A skilled politician, like those who put words in Bush’s mouth, can use a true statement to make an unsubstantiated claim, to mislead and in this case to create unwarranted optimism. The editorial neglects to point out that many and perhaps most of “Iraq’s enemies” are the people of Iraq and Iraq’s favorite sons. It neglects that the Neocon crusade itself inflicted Zarqawi and al Qaeds upon Iraq in the first place. It neglects to mention that many Iraqi’s vision of a better future is despotism and they have a will to fight for it. It neglects to mention the difficulty of overturning a culture and its mores and its animosities and its visions and replacing it with a culture that has been seen as the enemy for over a thousand years.

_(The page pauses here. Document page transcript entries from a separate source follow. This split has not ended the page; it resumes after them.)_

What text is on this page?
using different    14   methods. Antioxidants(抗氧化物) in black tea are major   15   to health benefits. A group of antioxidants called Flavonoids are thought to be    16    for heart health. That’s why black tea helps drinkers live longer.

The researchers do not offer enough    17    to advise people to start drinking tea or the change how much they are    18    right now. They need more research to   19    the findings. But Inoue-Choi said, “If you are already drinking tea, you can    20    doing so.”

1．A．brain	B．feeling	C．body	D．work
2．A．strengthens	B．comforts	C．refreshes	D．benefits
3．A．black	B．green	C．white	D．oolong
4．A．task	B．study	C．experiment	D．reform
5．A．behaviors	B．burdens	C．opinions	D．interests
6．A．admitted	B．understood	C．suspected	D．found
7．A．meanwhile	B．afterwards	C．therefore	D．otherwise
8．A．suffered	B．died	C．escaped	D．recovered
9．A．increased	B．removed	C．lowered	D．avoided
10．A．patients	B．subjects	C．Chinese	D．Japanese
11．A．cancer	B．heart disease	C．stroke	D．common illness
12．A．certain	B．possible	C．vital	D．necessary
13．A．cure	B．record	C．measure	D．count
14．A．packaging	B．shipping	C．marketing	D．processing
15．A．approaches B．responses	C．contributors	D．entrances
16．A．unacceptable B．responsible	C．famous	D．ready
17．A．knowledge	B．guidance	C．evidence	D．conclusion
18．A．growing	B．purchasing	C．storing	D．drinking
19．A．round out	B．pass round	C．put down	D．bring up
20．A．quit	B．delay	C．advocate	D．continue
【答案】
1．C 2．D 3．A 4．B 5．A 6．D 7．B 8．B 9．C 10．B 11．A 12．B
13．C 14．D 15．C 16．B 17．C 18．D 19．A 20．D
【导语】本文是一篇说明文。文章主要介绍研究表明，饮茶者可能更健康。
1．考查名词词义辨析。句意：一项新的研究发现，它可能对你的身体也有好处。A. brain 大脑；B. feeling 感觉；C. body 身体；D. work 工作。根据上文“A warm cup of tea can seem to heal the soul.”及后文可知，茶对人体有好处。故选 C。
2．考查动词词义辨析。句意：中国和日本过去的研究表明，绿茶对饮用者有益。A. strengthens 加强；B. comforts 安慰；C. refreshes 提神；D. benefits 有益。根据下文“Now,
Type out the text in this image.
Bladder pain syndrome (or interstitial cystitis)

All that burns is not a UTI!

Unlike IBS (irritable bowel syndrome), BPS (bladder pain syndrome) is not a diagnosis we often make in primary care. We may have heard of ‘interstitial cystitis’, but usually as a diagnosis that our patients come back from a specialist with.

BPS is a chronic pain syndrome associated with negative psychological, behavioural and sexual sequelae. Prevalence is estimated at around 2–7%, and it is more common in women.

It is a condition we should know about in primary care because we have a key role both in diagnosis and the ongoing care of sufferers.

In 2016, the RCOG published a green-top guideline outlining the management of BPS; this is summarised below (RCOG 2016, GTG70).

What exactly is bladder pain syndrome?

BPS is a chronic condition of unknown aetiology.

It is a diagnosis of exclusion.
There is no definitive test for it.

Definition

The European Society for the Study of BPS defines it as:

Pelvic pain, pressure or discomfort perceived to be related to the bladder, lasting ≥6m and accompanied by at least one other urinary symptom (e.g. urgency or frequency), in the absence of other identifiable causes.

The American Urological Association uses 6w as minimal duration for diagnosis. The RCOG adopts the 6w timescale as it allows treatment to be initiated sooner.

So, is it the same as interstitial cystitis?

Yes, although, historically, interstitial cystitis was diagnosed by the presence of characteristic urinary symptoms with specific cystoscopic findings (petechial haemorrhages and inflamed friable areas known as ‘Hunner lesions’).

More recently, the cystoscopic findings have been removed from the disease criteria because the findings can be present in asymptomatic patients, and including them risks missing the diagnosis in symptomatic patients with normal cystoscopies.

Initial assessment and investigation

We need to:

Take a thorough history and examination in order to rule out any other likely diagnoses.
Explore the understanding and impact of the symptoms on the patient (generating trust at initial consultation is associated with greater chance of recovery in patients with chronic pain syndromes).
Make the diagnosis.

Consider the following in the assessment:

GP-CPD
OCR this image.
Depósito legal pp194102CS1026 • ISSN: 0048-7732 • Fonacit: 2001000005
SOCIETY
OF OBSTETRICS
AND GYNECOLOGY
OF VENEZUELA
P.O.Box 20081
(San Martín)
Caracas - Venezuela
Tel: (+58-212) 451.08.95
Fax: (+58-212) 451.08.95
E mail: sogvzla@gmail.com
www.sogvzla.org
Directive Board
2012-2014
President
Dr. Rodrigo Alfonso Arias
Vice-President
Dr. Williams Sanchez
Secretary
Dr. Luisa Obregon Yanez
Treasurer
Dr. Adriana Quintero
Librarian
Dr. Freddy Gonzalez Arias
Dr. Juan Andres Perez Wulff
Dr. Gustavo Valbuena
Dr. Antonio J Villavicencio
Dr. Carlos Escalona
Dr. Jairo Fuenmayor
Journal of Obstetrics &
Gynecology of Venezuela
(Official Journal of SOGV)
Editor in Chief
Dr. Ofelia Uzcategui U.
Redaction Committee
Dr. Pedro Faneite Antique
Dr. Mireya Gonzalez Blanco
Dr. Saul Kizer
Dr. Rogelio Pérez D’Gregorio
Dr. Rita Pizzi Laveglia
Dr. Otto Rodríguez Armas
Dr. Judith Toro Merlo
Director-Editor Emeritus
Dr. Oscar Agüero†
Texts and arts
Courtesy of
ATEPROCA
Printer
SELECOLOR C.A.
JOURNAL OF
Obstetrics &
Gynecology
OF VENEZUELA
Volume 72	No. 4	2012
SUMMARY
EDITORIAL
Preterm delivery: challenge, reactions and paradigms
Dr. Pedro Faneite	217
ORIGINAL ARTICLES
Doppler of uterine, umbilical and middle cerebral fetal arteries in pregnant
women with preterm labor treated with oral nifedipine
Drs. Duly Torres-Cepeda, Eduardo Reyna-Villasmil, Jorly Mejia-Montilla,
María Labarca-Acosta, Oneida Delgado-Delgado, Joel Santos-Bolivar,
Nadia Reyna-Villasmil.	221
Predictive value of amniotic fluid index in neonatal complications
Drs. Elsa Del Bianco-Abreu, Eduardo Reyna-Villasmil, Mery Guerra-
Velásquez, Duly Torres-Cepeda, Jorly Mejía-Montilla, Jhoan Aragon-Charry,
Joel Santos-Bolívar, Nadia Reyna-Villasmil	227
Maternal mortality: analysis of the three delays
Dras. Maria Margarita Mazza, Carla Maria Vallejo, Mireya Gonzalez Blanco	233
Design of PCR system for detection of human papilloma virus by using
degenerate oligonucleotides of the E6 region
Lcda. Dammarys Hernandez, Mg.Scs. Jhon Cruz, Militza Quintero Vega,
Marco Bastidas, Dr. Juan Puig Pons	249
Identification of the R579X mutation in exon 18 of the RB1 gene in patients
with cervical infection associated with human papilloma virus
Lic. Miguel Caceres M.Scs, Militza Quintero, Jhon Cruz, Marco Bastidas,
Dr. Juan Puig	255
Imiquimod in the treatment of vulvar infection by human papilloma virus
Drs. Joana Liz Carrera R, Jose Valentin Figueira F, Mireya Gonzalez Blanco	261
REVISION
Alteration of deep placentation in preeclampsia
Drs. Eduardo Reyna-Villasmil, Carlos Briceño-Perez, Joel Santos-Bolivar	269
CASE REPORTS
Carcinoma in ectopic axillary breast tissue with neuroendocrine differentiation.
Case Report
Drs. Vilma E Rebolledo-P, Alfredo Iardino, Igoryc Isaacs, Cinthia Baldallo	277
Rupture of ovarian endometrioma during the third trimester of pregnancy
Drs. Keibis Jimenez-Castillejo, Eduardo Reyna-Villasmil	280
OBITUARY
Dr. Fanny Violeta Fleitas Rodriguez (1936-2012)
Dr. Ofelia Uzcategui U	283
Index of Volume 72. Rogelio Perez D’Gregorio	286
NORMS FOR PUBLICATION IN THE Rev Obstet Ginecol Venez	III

For those of us who read identically fatuous articles about the doomed occupation of Viet Nam 40 years ago, the amnesiac gullibility of the nation today is frustrating, heartbreaking and infuriating. I cannot say with certainty that there is absolutely no hope for Iraq, but I can say as I said then during the many years of the horror in Southeast Asia, that continuing the same thing that isn’t working and to appeal to patriotism and hope using fallacy and fraud will result in failure. We did not win the “hearts and minds” of Viet Nam by devastating their country, propping up crooked government and slaughtering their women and children, and we will not remake Iraq in our image by doing the same thing.